A Stochastic Dynamic Programming Approach Based on Bounded Rationality and Application to Dynamic Portfolio Choice

Business School, Central South University, Changsha, Hunan 410083, China

Received 14 March 2014; Accepted 5 May 2014; Published 22 May 2014

Academic Editor: Fenghua Wen

Copyright © 2014 Wenjie Bi et al. This is an open access article distributed under the Creative Commons Attribution License, which permits unrestricted use, distribution, and reproduction in any medium, provided the original work is properly cited.

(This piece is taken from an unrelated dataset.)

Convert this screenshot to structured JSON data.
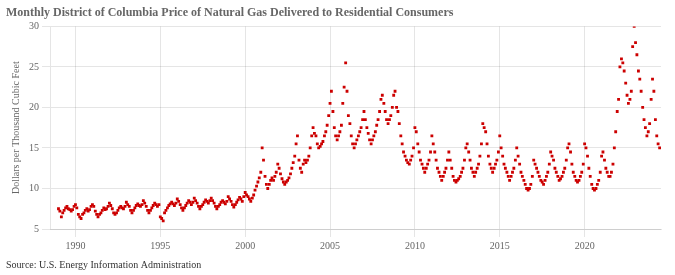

Dynamic portfolio choice is an important problem in finance, but the optimal strategy analysis is difficult when considering multiple stochastic volatility variables such as the stock price, interest rate, and income. Besides, recent research in experimental economics indicates that the agent shows limited attention, considering only the variables with high fluctuations but ignoring those with small ones. By extending the sparse max method, we propose an approach to solve dynamic programming problem with small stochastic volatility and the agent’s bounded rationality. This approach considers the agent’s behavioral factors and avoids effectively the “Curse of Dimensionality” in a dynamic programming problem with more than a few state variables. We then apply it to Merton dynamic portfolio choice model with stochastic volatility and get a tractable solution. Finally, the numerical analysis shows that the bounded rational agent may pay no attention to the varying equity premium and interest rate with small variance.